Car, après 1945, il y eut Dien Bien Phu, la défaite en Indochine, il y eut les Algériens jetés dans la Seine, et Charonne, à peine la guerre était-elle finie que la France voulut compenser la honte qu’elle éprouvait obscurément sans l’exprimer par des actes glorieux outre-mer. Mais pas de chance, ce fut une autre série de massacres et de désastres, et l’indépendance des colonies fut souvent arrachée dans le sang, à cause de ce refus de regarder les choses en face.

Aujourd’hui, nous abordons une époque nouvelle, une époque incertaine, avec des vues anciennes et périmées. Mais les façades se lézardent, et l’illusion vole en éclats. Nous commençons enfin à découvrir la vérité. Nous sommes un pays vaincu par les dernières guerres de l’Histoire, nous sommes un pays perdu. Nous avons cru que, comme Orphée, il ne fallait pas se retourner alors que c’était le contraire, qu’il fallait expurger le passé pour pouvoir se tourner vers l’avenir. Aujourd’hui, chacun rentre chez soi et se replie sur sa famille, individuelle ou collective, maintenant, c’est mémoire contre mémoire, génocide arménien contre holocauste, esclavage contre décolonisation, tout explose, tout se mélange, on veut diriger le récit de l’Histoire, on ne sait plus où donner de la mémoire et les excuses pleuvent, les demandes de pardon et les reconnaissances, mais tard, bien tard, cinquante ans, trois cents ans après Ñ on ne sait même plus quelles dates retenir dans l’Histoire, quels événements commémorer. A force de rester immobiles au milieu du fleuve, de nous arc-bouter, nous finissons par être emportés par le courant et dans ce tourbillon, nous avons peur et ayant peur, nous crions non, de toutes nos forces. Non, nous ne voulons pas bouger, nous voulons que tout soit comme avant.
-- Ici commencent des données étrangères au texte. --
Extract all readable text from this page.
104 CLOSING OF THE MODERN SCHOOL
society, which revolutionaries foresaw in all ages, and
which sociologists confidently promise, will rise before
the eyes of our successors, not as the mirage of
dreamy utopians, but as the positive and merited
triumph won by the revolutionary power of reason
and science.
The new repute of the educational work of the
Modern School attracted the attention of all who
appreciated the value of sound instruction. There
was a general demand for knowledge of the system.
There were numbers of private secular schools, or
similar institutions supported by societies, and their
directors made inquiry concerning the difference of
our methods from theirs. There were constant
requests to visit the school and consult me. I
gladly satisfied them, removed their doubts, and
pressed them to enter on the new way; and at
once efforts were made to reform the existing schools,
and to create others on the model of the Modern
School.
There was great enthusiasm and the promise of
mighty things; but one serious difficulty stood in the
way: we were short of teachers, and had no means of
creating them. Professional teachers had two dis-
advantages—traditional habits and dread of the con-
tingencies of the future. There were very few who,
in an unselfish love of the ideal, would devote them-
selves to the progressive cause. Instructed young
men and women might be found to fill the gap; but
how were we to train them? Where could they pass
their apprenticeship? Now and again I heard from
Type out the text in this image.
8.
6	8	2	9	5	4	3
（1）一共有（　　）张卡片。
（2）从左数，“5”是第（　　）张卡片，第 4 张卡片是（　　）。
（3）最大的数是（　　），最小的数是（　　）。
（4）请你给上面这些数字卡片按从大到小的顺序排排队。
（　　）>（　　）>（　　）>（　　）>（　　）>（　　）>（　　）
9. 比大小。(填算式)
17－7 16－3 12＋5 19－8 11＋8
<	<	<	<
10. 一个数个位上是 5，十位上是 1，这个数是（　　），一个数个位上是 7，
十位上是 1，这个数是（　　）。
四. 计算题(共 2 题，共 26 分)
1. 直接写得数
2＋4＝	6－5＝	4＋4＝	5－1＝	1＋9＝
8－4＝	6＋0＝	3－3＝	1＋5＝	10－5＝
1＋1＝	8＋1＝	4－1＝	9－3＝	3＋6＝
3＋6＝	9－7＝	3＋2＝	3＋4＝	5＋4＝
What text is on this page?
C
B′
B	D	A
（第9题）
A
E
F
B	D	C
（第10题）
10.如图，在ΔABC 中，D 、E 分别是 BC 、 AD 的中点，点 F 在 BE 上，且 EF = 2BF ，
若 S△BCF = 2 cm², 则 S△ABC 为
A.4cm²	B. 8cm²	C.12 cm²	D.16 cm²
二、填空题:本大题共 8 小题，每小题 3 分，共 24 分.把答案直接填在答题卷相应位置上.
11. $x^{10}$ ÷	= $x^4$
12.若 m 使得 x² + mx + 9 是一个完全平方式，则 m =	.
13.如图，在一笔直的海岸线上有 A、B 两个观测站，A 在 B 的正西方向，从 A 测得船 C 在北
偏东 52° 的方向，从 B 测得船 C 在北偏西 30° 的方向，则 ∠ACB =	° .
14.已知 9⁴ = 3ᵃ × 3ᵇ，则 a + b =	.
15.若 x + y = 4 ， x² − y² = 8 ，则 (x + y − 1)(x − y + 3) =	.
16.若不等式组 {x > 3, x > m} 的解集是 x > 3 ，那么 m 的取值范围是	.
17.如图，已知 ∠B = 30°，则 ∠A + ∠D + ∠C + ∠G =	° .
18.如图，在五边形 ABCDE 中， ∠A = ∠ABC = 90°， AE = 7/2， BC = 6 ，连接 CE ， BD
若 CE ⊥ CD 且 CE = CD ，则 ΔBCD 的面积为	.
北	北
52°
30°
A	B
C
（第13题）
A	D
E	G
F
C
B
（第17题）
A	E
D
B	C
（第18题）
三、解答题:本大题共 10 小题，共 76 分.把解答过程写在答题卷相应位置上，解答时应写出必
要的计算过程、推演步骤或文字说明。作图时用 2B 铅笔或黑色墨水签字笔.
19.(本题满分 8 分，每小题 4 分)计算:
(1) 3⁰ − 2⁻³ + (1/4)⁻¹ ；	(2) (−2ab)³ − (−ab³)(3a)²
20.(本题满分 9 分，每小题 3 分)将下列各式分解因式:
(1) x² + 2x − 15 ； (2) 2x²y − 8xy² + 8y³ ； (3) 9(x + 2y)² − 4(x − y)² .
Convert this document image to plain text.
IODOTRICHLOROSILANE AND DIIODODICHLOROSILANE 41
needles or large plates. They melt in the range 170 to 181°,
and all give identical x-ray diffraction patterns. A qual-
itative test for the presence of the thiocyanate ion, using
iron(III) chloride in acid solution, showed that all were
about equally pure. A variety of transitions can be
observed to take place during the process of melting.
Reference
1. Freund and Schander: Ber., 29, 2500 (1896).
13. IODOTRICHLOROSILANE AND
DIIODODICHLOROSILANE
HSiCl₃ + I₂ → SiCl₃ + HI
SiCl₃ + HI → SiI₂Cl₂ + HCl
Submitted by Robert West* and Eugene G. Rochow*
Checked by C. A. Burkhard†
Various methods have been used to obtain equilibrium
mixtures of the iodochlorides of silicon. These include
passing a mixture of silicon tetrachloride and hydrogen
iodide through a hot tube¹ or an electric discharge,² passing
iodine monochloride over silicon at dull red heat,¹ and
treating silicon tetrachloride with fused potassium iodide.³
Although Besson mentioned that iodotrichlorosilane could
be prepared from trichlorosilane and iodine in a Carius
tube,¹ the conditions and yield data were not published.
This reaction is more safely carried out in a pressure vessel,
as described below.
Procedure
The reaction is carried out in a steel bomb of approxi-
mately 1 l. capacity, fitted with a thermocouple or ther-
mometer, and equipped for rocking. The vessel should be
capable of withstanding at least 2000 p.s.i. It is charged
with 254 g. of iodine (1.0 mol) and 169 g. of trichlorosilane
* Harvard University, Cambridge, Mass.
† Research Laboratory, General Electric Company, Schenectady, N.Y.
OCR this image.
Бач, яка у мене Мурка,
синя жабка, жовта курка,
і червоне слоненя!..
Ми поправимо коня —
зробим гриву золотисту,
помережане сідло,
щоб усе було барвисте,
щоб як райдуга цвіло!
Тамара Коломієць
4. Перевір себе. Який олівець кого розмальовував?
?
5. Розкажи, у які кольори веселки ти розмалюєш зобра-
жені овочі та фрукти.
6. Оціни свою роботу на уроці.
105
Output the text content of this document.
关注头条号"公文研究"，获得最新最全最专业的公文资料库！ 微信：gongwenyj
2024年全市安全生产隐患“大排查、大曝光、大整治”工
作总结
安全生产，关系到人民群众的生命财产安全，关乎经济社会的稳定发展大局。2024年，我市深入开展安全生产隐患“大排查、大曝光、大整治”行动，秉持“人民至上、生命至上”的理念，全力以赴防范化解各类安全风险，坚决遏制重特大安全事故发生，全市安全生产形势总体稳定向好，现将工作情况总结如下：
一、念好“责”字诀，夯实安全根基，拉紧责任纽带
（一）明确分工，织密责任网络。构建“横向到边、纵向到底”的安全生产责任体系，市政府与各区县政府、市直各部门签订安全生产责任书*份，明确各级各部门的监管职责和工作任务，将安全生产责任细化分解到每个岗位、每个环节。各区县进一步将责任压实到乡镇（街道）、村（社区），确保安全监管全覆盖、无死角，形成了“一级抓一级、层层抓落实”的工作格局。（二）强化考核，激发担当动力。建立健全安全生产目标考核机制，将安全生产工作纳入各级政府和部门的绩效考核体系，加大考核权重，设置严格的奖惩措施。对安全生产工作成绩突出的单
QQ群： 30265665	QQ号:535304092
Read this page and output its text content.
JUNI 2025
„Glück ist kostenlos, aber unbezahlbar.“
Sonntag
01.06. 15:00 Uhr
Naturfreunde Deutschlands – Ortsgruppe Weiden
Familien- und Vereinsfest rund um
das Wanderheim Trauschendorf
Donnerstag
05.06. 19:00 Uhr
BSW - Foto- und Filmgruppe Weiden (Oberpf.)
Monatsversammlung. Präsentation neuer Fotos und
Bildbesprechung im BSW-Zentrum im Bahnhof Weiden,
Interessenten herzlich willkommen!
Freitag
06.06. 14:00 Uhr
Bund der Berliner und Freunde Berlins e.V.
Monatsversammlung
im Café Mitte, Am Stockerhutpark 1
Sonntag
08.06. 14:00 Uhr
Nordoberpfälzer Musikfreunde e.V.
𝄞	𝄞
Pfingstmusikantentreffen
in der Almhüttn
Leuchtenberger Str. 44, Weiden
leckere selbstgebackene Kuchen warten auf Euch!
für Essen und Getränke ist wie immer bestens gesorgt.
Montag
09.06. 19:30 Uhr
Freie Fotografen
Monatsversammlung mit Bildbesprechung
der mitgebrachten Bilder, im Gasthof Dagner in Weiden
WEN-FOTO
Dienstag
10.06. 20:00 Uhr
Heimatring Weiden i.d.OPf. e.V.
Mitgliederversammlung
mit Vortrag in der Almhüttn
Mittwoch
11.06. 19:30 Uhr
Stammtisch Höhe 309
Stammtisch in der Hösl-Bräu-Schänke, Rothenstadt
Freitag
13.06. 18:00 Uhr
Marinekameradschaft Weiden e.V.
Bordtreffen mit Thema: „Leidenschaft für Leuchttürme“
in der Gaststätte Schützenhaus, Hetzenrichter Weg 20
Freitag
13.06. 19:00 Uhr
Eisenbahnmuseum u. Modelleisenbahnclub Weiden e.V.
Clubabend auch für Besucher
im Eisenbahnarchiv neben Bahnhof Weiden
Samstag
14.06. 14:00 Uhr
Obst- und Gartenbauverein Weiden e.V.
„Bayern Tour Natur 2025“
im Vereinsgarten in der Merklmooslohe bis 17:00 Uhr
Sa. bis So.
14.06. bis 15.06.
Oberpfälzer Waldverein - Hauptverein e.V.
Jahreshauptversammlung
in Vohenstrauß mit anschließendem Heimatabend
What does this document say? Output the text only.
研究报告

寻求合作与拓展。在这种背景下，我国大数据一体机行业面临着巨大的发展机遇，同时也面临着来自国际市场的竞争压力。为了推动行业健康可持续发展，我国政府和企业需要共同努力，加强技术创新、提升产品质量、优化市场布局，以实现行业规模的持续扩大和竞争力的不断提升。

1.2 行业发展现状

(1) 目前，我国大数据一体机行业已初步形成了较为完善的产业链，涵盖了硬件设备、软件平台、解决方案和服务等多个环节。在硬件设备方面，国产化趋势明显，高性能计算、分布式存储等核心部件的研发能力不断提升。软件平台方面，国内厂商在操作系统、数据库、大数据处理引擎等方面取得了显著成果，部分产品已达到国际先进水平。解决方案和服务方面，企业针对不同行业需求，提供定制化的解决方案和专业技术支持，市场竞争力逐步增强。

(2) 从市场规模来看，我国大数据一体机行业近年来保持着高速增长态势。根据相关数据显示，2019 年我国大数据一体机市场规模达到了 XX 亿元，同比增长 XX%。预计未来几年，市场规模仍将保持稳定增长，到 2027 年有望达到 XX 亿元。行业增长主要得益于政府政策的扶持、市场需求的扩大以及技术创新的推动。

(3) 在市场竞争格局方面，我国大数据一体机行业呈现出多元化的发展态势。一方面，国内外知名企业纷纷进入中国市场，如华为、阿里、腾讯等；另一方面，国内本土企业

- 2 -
La seule chance, le seul espoir, c’est que la réalité nous a rejoints, c’est qu’enfin nous sommes obligés d’avouer que le roi est nu. Oui, nous sommes un pays perdu qui ne sait plus grand-chose, oui, nous avons besoin de nous reconstruire. Ce que nous n’avons pas fait, il faut le faire maintenant, accepter toute l’histoire, la gloire comme la honte et surtout, la banalité, bannir notre exception et notre vanité de grande puissance déchue, nous forger une autre identité, un puzzle où chaque pièce s’emboîtera au lieu de s’opposer pour former une image. Alors seulement nous n’aurons plus peur, et nous aurons la force que donne la vérité ­ sans euphémisme.